There remains, at least, the hope to find hope, if only they seek it in order to be able to cast it aside; there might remain also the hope of writing, and of writing in the mode of Dante (hindering but also enabling the poem in the first place)
In these lines, also, we can see a sort of wit that is really a double-perspective and detachment from the situation he dramatically presents. This too is a lesson from Dante. The poet might be in hell, but he is not solely in hell, and hell is not solely in him; there are others who suffer the melancholy of the City, and though the poet is a denizen of that city, he is also always a visitor there, able to remind himself of the possibility that he might live elsewhere, if only… That double-perspective is felt at times as an irony, a division of the self from the self, which is dramatized in one passage of the poem through a heavy-handed allegorical scene, but which is also learned perhaps from Arnold’s despairing poetry, always alive to there being one part of his voice that speaks of and not from the experience he describes.
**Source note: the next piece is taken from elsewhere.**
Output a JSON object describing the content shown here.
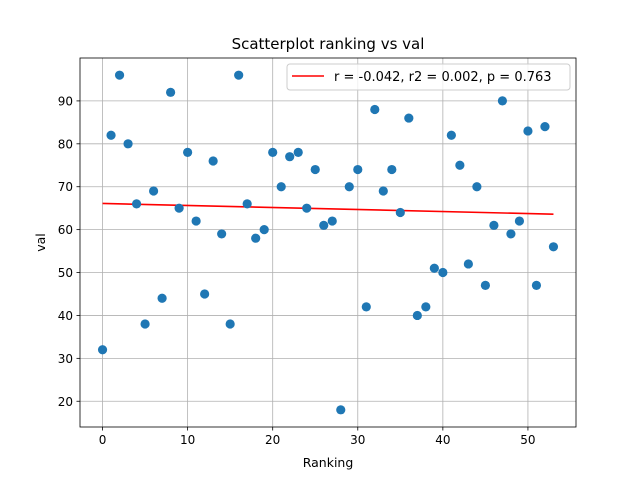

It is felt in Thomson in the final stanza:
.
The moving moon and stars from east to west
Circle before her in the sea of air;
Shadows and gleams glide round her solemn rest.
Her subjects often gaze up to her there:
The strong to drink new strength of iron endurance,
The weak new terrors; all, renewed assurance
And confirmation of the old despair.
.
In part, the self-awareness and self-detachment is a matter of cadence (the brisk clip of “the weak new terrors”); in part it is diction, where the phrase “old despair” admits fatigue but also familiarity that permits the poet a mastery over experience that pushes it to a side, allowing him to see around it.
Because the poet needs to see around his own experience, he gains purchase and hold over his language, so as to judge it from more than one vantage point. Because the poet is not alone in the City–because he neither contains all hell, nor is solely contained by hell, and because hell does not contain all people– he imagines other distinct voices who do not speak as he does. When the figure Thomson follows pronounces “Here faith died, poisoned by this charnel air,” the effect is tragic-comical, the absurdity of his walking to the exact point of space, where faith died, leavening the situation. It is not so distant from Alice’s encounters through the Looking Glass.
And when the same figure explains to Thomson how life may run without Faith, Hope, and Love, his explanation takes the form of a voice that is utterly without the poesy’d dew that sometimes adorns Thomson’s own, and that instead belongs to the hard-headedness of nonsense:
As whom his one intense thought overpowers,
He answered coldly, Take a watch, erase
The signs and figures of the circling hours,
Detach the hands, remove the dial-face;
The works proceed until run down; although
Bereft of purpose, void of use, still go.
.
It’s not nonsense to the man, or to the people in the city; but not everyone is there, and not everyone will go. They can read about it, second-hand, in a poem that is very much aware of the second-handedness of its own imagination, so that the City of Despair becomes quite spirited with a sense of play suggesting why life might be worth living, why the poem worth reading.